Memorizing without overfitting: Bias, variance, and interpolation in
over-parameterized models
The bias-variance trade-off is a central concept in supervised learning. In classical statistics, increasing the complexity of a model (e.g., number of parameters) reduces bias but also increases variance. Until recently, it was commonly believed that optimal performance is achieved at intermediate model complexities which strike a balance between bias and variance. Modern Deep Learning methods flout this dogma, achieving state-of-the-art performance using "over-parameterized models" where the number of fit parameters is large enough to perfectly fit the training data. As a result, understanding bias and variance in over-parameterized models has emerged as a fundamental problem in machine learning.

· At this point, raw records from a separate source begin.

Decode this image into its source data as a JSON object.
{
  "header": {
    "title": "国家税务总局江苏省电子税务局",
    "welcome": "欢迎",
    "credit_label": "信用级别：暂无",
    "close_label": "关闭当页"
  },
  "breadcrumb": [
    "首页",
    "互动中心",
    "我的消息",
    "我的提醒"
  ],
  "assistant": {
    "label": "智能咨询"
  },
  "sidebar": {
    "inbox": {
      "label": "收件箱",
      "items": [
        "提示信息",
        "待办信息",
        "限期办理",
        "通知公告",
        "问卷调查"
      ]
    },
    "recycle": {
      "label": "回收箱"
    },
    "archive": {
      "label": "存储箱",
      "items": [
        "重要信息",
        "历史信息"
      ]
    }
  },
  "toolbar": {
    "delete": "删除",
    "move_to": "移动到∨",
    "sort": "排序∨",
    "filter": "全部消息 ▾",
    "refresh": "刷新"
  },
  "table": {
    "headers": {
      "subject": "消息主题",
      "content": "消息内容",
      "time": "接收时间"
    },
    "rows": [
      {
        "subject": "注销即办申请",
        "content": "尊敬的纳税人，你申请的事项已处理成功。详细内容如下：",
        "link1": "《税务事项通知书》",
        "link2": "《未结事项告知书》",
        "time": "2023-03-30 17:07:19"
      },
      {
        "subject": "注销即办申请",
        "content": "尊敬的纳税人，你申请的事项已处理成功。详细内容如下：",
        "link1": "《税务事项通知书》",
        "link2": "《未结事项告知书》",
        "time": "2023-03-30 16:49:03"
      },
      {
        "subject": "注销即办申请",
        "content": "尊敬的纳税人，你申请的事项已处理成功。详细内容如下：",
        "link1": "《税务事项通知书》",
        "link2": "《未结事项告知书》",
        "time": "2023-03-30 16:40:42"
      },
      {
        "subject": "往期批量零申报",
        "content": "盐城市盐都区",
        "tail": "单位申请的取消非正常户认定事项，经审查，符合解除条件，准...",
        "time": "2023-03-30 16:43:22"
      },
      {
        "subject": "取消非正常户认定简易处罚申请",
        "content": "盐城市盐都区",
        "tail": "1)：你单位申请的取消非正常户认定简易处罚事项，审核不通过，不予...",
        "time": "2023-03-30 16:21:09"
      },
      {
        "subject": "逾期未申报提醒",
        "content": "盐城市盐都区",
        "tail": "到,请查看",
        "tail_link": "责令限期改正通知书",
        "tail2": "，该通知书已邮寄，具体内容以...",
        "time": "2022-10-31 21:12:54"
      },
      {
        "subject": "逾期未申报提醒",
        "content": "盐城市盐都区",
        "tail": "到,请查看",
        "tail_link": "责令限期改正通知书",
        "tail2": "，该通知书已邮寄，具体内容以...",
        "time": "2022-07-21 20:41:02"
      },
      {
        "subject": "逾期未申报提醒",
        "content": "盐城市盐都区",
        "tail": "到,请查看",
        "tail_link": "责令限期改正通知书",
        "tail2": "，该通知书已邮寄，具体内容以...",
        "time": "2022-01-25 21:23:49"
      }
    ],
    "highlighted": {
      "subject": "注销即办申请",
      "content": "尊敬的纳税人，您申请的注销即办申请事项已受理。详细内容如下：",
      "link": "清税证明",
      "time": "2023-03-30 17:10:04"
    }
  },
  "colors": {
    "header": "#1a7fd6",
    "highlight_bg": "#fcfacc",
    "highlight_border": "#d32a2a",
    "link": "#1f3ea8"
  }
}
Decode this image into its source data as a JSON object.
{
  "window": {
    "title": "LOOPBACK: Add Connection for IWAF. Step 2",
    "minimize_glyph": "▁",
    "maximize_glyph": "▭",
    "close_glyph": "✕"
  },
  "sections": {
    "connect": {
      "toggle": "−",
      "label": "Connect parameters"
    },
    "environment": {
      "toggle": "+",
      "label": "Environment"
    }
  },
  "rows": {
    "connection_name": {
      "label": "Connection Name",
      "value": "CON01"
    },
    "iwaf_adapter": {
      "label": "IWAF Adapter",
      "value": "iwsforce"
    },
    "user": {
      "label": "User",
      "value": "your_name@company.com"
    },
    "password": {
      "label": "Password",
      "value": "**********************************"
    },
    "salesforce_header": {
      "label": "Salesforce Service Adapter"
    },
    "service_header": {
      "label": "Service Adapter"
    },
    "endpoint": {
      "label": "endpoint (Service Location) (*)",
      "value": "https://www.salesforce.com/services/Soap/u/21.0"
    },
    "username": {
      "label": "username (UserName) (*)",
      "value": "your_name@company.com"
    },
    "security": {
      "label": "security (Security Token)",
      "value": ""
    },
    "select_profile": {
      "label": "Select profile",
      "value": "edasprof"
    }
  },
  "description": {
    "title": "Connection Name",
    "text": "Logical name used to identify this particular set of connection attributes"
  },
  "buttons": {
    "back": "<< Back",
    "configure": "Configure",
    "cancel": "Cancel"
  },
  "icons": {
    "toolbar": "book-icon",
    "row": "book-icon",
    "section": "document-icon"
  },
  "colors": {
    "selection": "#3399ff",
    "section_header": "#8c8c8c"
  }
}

Here, we use methods from statistical physics to derive analytic expressions for bias and variance in three minimal models for over-parameterization (linear regression and two-layer neural networks with linear and nonlinear activation functions), allowing us to disentangle properties stemming from the model architecture and random sampling of data. All three models exhibit a phase transition to an interpolation regime where the training error is zero. At the interpolation transition for each model, the test error diverges due to diverging variance (while bias remains finite). In contrast with classical intuition, we also show that over-parameterized models can overfit even in the absence of noise and exhibit bias even if the student and teacher models match. We synthesize these results to construct a holistic understanding of generalization error and the bias-variance trade-off in over-parameterized models and relate our results to random matrix theory.